We need to calculate the electronegativity of $Si and Cl$ bond and classify whether the bond is nonpolar covalent, polar covalent, or ionic: nonpolar covalent, polar covalent, or ionic.

General Information

If electronegativity difference is from $0 to 0.4$ then the bond is a nonpolar covalent bond,

if the difference is from $0.4 to 1.8$ then the bond is a polar covalent bond,

and if the difference is greater than $1.8$ then the bond is an ionic bond.

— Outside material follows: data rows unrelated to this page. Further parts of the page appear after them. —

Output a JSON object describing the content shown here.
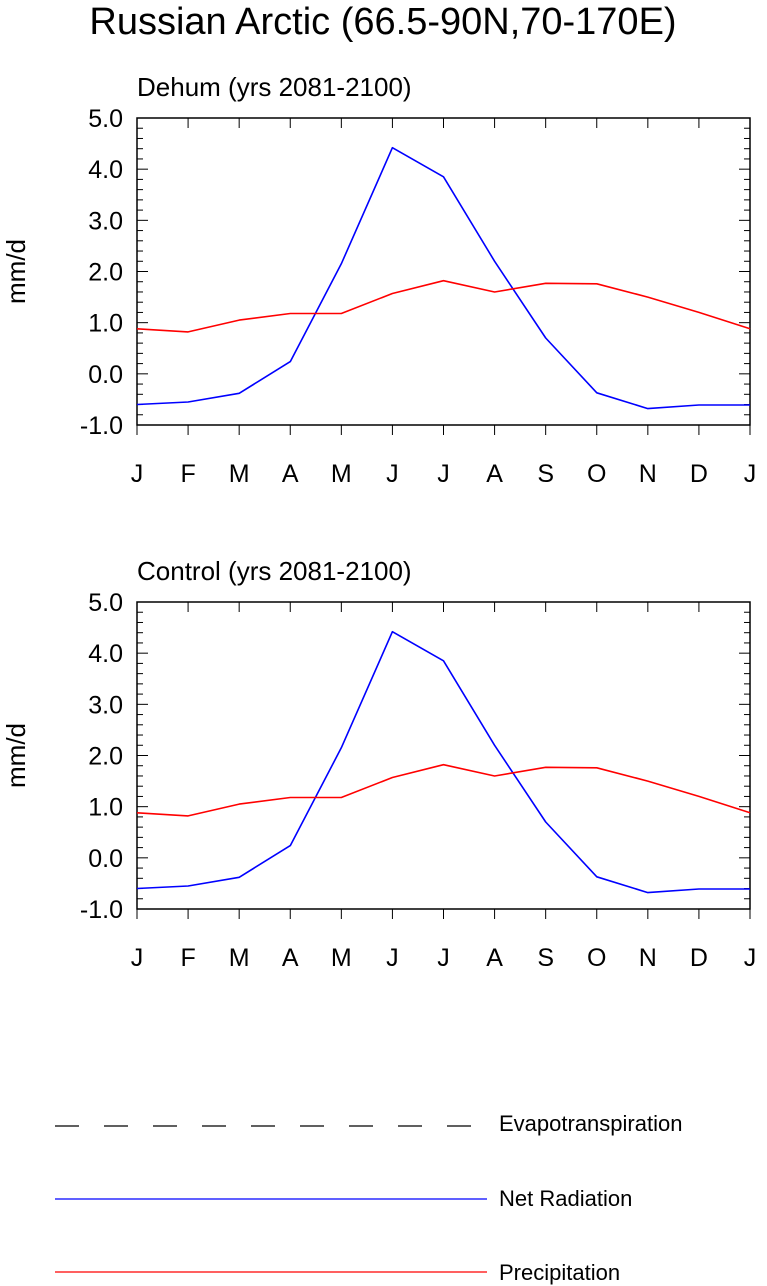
{
  "title": "Russian Arctic (66.5-90N,70-170E)",
  "colors": {
    "net_radiation": "#0000ff",
    "precipitation": "#ff0000",
    "evapotranspiration": "#000000"
  },
  "chart_data": [
    {
      "type": "line",
      "title": "Dehum (yrs 2081-2100)",
      "ylabel": "mm/d",
      "xlabel": "",
      "categories": [
        "J",
        "F",
        "M",
        "A",
        "M",
        "J",
        "J",
        "A",
        "S",
        "O",
        "N",
        "D",
        "J"
      ],
      "ylim": [
        -1.0,
        5.0
      ],
      "yticks": [
        "5.0",
        "4.0",
        "3.0",
        "2.0",
        "1.0",
        "0.0",
        "-1.0"
      ],
      "grid": false,
      "series": [
        {
          "name": "Net Radiation",
          "color": "#0000ff",
          "values": [
            -0.6,
            -0.55,
            -0.38,
            0.24,
            2.15,
            4.42,
            3.85,
            2.2,
            0.7,
            -0.37,
            -0.68,
            -0.61,
            -0.61
          ]
        },
        {
          "name": "Precipitation",
          "color": "#ff0000",
          "values": [
            0.88,
            0.82,
            1.05,
            1.18,
            1.18,
            1.57,
            1.82,
            1.6,
            1.77,
            1.76,
            1.5,
            1.2,
            0.88
          ]
        }
      ]
    },
    {
      "type": "line",
      "title": "Control (yrs 2081-2100)",
      "ylabel": "mm/d",
      "xlabel": "",
      "categories": [
        "J",
        "F",
        "M",
        "A",
        "M",
        "J",
        "J",
        "A",
        "S",
        "O",
        "N",
        "D",
        "J"
      ],
      "ylim": [
        -1.0,
        5.0
      ],
      "yticks": [
        "5.0",
        "4.0",
        "3.0",
        "2.0",
        "1.0",
        "0.0",
        "-1.0"
      ],
      "grid": false,
      "series": [
        {
          "name": "Net Radiation",
          "color": "#0000ff",
          "values": [
            -0.6,
            -0.55,
            -0.38,
            0.24,
            2.15,
            4.42,
            3.85,
            2.2,
            0.7,
            -0.37,
            -0.68,
            -0.61,
            -0.61
          ]
        },
        {
          "name": "Precipitation",
          "color": "#ff0000",
          "values": [
            0.88,
            0.82,
            1.05,
            1.18,
            1.18,
            1.57,
            1.82,
            1.6,
            1.77,
            1.76,
            1.5,
            1.2,
            0.88
          ]
        }
      ]
    }
  ],
  "legend": [
    {
      "label": "Evapotranspiration",
      "style": "dashed",
      "color": "#000000"
    },
    {
      "label": "Net Radiation",
      "style": "solid",
      "color": "#0000ff"
    },
    {
      "label": "Precipitation",
      "style": "solid",
      "color": "#ff0000"
    }
  ]
}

We know that the electronegativity of $Si$ is $1.8$ and of $Cl$ is $3$

$Si-Cl$ electronegativity difference $3-1.8=1.2$

So the$Si-Cl$ bond is a Polar covalent bond.

We need to calculate the electronegativity of $C and C$ bond and classify whether the bond is nonpolar covalent, polar covalent, or ionic: nonpolar covalent, polar covalent, or ionic.

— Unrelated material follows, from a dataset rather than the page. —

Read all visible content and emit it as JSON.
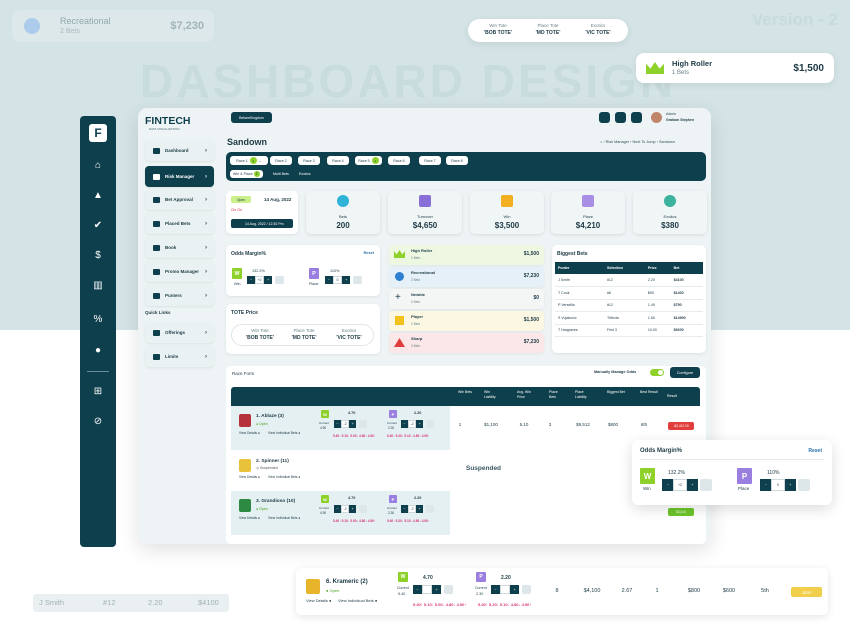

Considering the electronegativity of $C$ is $2.5$

In $C-C$ bond the electronegativity difference is zero.

So, the bond is a nonpolar covalent bond.

We need to calculate the electronegativity of $Na and Cl$ bond and classify whether the bond is nonpolar covalent, polar covalent, or ionic: nonpolar covalent, polar covalent, or ionic.

Considering the electronegativity of $Na$ is $0.9$ and of $Cl$ is $3$.

The electronegativity difference of $Na-Cl$ is $3-0.9=2.1$

So, the $Na-Cl$ bond is an ionic bond.

We need to calculate the electronegativity of $C and H$ bond and classify whether the bond is nonpolar covalent, polar covalent, or ionic: nonpolar covalent, polar covalent, or ionic.

Considering the electronegativity of $C$ is $2.5$ and of $H$ is $2.1$.

The electronegativity difference of $C-H$ bond is $2.5-2.1=0.4$

So, the $C-H$ bond is a nonpolar covalent bond.

We need to calculate the electronegativity of $F and F$ bond and classify whether the bond is nonpolar covalent, polar covalent, or ionic: nonpolar covalent, polar covalent, or ionic.

Considering the electronegativity of $F$ is $4$.

The electronegativity difference of  $F-F$ bond is zero.

So, the $F-F$ bond is a nonpolar covalent bond.